Null Acht Neun:Fragen, die das Amt bewegen

Was sein darf und was nicht, das bestimmt in München das KVR. Eine Freischankfläche auf dem Parkplatz? Ausnahmsweise. Dazu eine Lichterkette überm Kopf? Das geht zu weit

Kolumne von Laura Kaufmann

München ist die Stadt, die mit dem seltsamen Kritikpunkt leben muss, zu sauber zu sein. Das Amt, das für die Beibehaltung dieses Zustands sorgt, ist das Kreisverwaltungsreferat. In einer Reihe von Verordnungen ist vorgeschrieben, was sein darf und was nicht. Wie hoch kann ein Bäumchen neben der Tür eines Restaurants wachsen, wie viele Zentimeter Gehweg der Pflanzentrog dabei versperren? Es sind keine Fragen, die die Welt bewegen, mit denen sich dieses Amt von Amts wegen herumschlägt. Obendrein sind es meist unpopuläre Entscheidungen, die es durchsetzen muss, etwa: Der Baum steht einen halben Zentimeter zu weit in den Weg hinein. Er muss weichen. Ein Gast ist mit seinem Stuhl über die Abgrenzung der Freischankfläche hinausgerutscht. Der Wirt muss Strafe zahlen. Unpopulär, wie gesagt.

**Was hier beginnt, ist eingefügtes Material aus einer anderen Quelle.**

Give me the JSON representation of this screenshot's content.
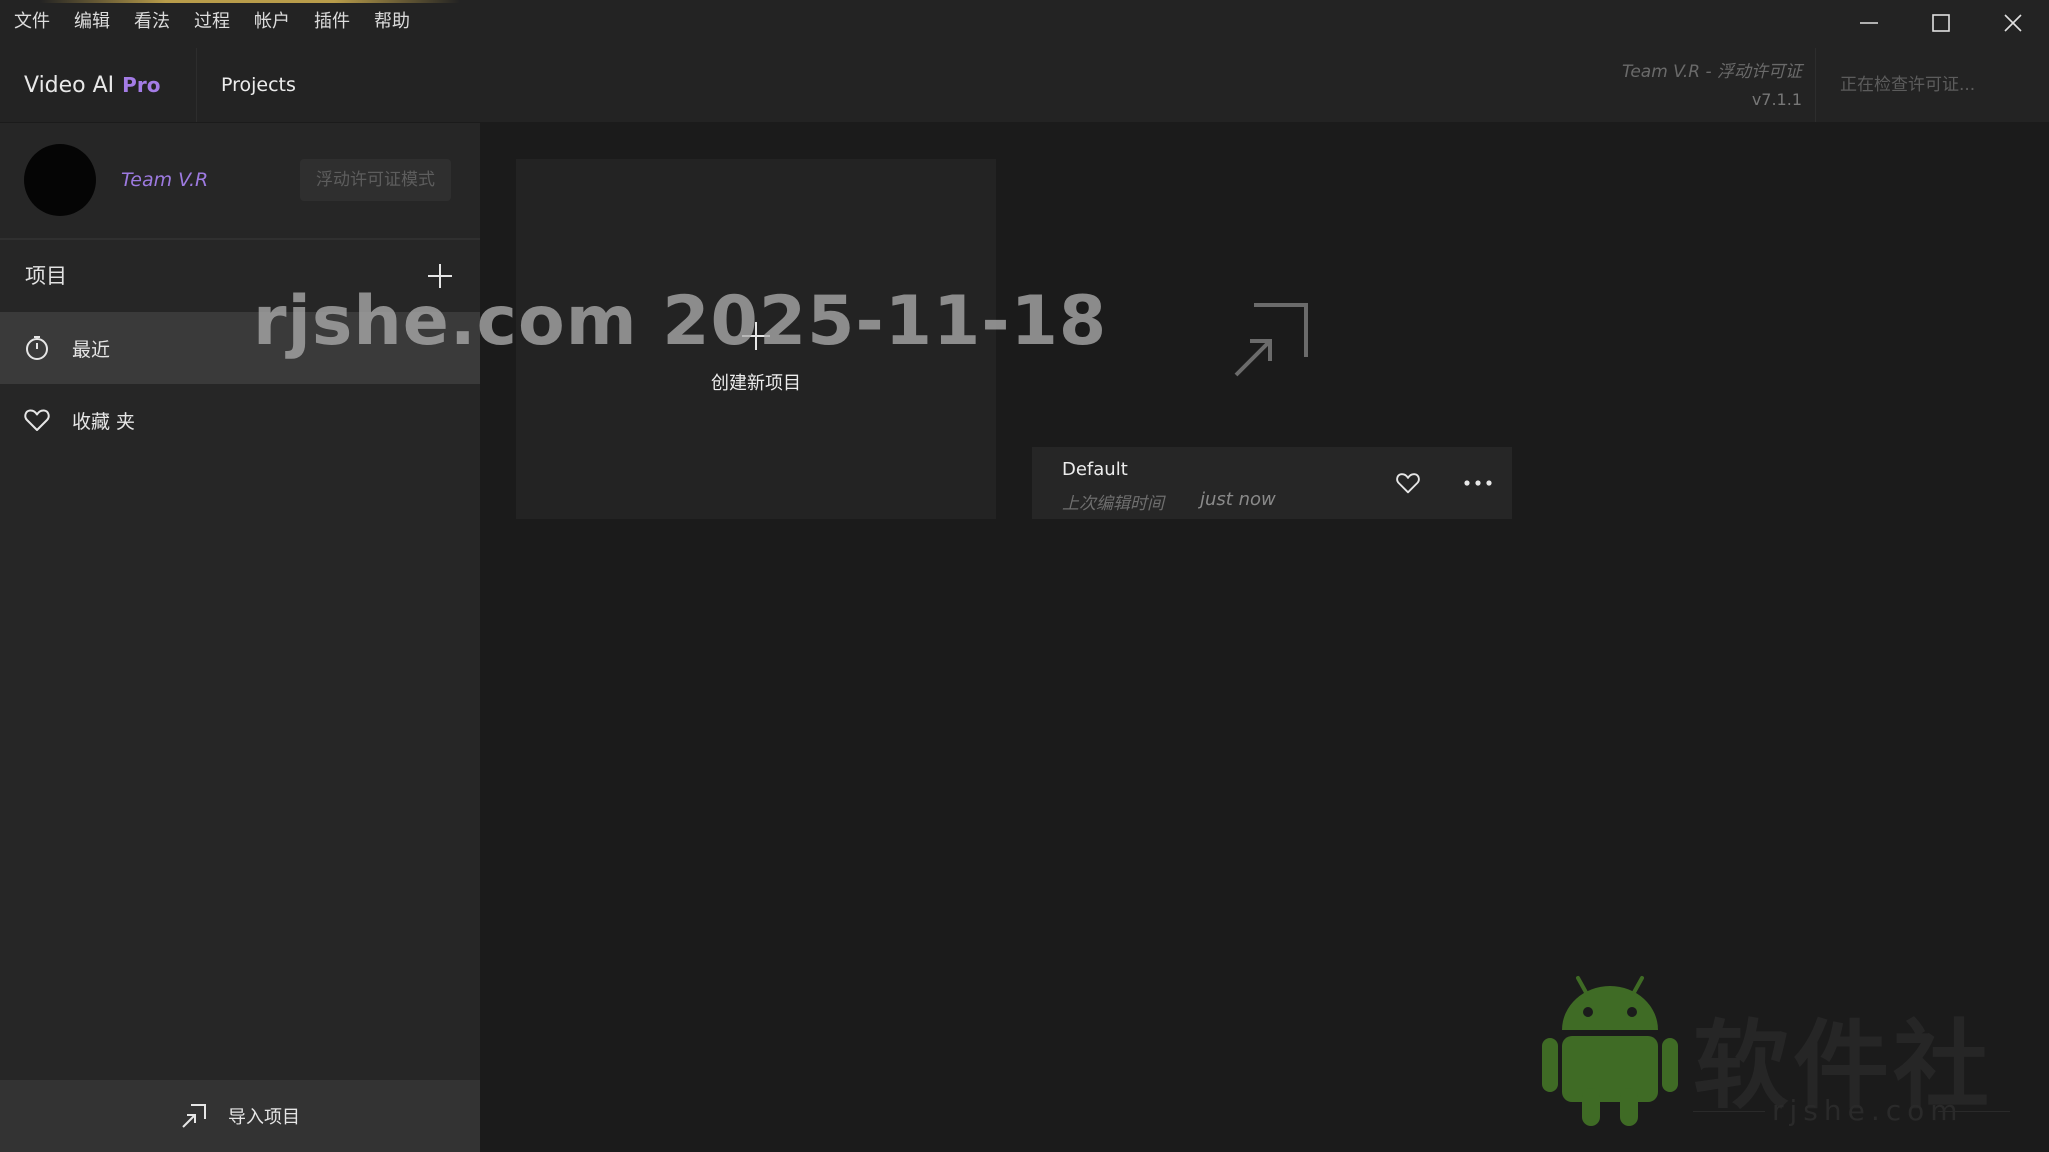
{
  "menu": {
    "items": [
      "文件",
      "编辑",
      "看法",
      "过程",
      "帐户",
      "插件",
      "帮助"
    ]
  },
  "window_controls": [
    "minimize-icon",
    "maximize-icon",
    "close-icon"
  ],
  "header": {
    "brand_name": "Video AI",
    "brand_tier": "Pro",
    "nav_projects": "Projects",
    "license_team": "Team V.R - 浮动许可证",
    "version": "v7.1.1",
    "checking_license": "正在检查许可证..."
  },
  "sidebar": {
    "user_name": "Team V.R",
    "license_mode": "浮动许可证模式",
    "projects_title": "项目",
    "items": [
      {
        "label": "最近",
        "icon": "clock-icon",
        "active": true
      },
      {
        "label": "收藏 夹",
        "icon": "heart-icon",
        "active": false
      }
    ],
    "import_label": "导入项目"
  },
  "main": {
    "create_label": "创建新项目",
    "projects": [
      {
        "name": "Default",
        "edited_label": "上次编辑时间",
        "edited_value": "just now"
      }
    ]
  },
  "watermark": {
    "text": "rjshe.com 2025-11-18",
    "brand": "软件社",
    "url": "rjshe.com"
  },
  "colors": {
    "accent_purple": "#a47ce6",
    "background": "#1b1b1b",
    "sidebar": "#262626",
    "android_green": "#3f6b25"
  }
}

Vertreter der Behörde, hier und da verärgert nach der Logik gefragt, zucken gern mit den Schultern, so seien eben die Regeln.

Und dann passiert plötzlich das Unfassbare, die Regeln ändern sich. Von heute auf morgen. Da, wo Parkplätze waren, sprießen auf einmal Lokalterrassen aus dem Boden, und die werden auch noch verziert. Mit Blumen hier, mit Lichterketten und bunten Schirmen da. Sogar mit Bäumen! Die arme Behörde, sie kommt kaum hinterher. Manche Parkplatzterrassen wurden schon öfter kontrolliert als die Einhaltung der Hygienevorschriften des dazugehörigen Lokals seit dessen Bestehen. Das kann doch nicht rechtens sein, dieser Outdoor-Villa-Kunterbunt-Wildwuchs?

Auf das KVR ist Verlass, und so hat es dabei nun einen gängigen Verstoß gefunden. Es sind keine Bäume, sondern die Lichterketten. Genauer gesagt, nicht die Lichterketten an sich. Aber das Kabel, das die Lichterkette mit Strom versorgt. Das darf nicht auf dem Gehweg verlaufen, weil das den Durchgang behindert. Aber auch nicht über Kopf, weil das eine eigene Sondernutzungserlaubnis bräuchte, eine Sondernutzung zur Sondernutzung quasi. Briefe wurden eilends verschickt, bei Nicht-Entfernung drohe ein Ordnungswidrigkeitsverfahren. Regel ist Regel. Ob ein Kabel in zwei Meter Höhe nun stört oder nicht. Aber die ersten Solarketten und Powerbanks, die Kabelverbindungen überflüssig machen, sie sind schon bestellt. Denn München, bei aller Ordnungs- und Sauberkeitsliebe, findet immer einen Weg, um zu leuchten. Jetzt erst recht.